Very amazing. A huge loss for me and bigger for her.
What did your mother or father teach you that you frequently remind yourself of?
Not to live beyond my means.
Finally, what is your superpower?
This is interesting. Just a few weeks ago, I went to my 50th high school reunion. It was a wonderful experience, and I met some classmates and some boys I had admired. They all told me how much they admired me. I didn’t remember that. I didn’t think that. They said, “You had so much self-confidence in high school.” I’m like, “I did?” It’s my self-confidence.
Really nice. Keith, what a pleasure. Your energy is amazing, given the journey that you’ve been through. I feel that a lot of dealing with these major challenges in life. The response one has and the mindset that one applies to it have a huge effect on how they’re dealt with and how you experience it. From my discussions with you, I really feel like you have just the right mindset.
Firstly, the determination to beat it, but also I think the ability to push the other, the medical practitioners, to do better, to like, “No, there are other options. You’re not digging hard enough. You’re not looking at the options. You’re not seeing what’s going on here. Your patient detective, your sheer determination, I think, has done you a lot of wonders, and it’s something I think we can take a lot from. I just want to say thank you and giving us your time and sharing your story of the journey you’ve been on. Thank you.
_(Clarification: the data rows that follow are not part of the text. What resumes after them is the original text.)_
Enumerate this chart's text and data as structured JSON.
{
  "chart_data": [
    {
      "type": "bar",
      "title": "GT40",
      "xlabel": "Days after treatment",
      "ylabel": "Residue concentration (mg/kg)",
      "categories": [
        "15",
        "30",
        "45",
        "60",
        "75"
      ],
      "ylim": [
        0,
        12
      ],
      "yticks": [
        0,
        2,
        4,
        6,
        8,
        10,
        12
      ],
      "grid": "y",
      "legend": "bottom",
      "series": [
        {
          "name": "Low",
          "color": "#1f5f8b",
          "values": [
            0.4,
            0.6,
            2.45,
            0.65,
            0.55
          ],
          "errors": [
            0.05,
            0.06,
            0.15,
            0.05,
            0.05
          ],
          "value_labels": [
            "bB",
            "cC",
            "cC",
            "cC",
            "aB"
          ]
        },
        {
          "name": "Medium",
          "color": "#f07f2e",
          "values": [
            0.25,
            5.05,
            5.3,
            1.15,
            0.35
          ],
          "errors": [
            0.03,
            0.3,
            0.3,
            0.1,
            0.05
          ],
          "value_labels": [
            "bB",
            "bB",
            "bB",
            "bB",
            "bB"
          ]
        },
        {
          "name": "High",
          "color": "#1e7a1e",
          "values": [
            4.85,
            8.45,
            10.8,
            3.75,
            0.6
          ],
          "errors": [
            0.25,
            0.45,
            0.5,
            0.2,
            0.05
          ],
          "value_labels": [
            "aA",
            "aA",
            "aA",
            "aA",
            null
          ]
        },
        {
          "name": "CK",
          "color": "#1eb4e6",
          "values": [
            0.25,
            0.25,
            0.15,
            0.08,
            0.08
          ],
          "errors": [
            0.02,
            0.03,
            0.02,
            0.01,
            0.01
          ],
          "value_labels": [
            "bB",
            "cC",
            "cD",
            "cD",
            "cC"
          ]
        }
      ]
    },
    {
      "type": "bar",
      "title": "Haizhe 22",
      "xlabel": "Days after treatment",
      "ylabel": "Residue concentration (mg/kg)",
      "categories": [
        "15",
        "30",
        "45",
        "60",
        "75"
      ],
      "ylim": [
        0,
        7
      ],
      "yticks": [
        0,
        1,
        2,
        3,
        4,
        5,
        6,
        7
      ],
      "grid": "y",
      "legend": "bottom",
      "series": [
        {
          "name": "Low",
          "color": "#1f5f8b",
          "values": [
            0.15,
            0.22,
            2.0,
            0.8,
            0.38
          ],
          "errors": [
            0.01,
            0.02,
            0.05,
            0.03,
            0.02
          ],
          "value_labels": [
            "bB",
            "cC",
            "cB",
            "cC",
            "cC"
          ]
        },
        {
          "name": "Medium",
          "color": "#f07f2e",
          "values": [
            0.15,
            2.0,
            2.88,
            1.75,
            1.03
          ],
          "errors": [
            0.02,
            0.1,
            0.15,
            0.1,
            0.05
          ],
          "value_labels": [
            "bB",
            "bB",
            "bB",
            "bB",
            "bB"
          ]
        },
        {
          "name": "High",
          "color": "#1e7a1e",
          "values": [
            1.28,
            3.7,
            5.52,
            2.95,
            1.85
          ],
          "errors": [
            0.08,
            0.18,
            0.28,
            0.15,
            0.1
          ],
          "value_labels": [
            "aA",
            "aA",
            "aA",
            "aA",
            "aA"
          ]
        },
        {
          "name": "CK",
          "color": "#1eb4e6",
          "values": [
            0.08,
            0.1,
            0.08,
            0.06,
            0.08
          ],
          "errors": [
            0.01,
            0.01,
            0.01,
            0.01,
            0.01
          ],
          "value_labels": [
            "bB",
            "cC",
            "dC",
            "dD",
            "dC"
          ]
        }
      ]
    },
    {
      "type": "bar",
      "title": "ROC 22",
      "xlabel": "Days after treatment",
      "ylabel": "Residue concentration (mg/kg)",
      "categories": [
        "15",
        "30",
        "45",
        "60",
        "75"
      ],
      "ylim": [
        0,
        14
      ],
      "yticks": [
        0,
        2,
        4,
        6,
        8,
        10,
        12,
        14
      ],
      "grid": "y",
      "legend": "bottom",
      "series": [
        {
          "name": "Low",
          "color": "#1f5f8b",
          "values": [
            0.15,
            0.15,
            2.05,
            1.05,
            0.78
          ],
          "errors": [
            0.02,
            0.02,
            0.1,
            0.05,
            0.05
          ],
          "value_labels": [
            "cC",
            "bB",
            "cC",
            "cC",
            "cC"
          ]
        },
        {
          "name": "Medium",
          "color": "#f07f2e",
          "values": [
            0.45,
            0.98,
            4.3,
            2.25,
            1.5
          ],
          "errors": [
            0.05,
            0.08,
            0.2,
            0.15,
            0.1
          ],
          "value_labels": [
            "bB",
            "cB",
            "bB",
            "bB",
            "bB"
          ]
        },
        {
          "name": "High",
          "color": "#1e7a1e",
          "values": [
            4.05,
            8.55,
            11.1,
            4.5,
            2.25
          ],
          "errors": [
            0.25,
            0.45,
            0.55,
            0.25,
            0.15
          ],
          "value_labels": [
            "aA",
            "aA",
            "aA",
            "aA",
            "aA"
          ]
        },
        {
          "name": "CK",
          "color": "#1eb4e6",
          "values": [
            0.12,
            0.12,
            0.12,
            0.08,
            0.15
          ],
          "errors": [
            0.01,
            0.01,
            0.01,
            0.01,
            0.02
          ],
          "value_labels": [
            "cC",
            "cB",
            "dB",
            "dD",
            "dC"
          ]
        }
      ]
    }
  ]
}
Thank you, Daniel. My pleasure.
Important Links
- Murray Keith Wadsworth on Facebook
- Prostate Cancer: Sheep or Wolf
- Daniel Weinberg on Facebook
- Daniel Weinberg on Instagram
- Mens Anonymous on Apple Podcasts
About Murray Keith Wadsworth
When Keith heard the words “prostate cancer” he was 57, healthy and moving between Texas and the UK. What started as a routine check-up became a diagnosis that could have defined the rest of his life. Instead of accepting the first answer, Keith began asking questions.
He wanted to know which treatments actually worked, why so much information was confusing or incomplete, and how patients could make decisions without feeling rushed. That search turned into a three-year journey across two continents and eventually into his book Sheep or Wolf?, where he helps men spot the difference between good guidance and bad advice.
In this episode Keith joins Daniel Weinberg to talk about taking ownership of your health, refusing to be a passive patient and why men need to get better at advocating for themselves and the people they love.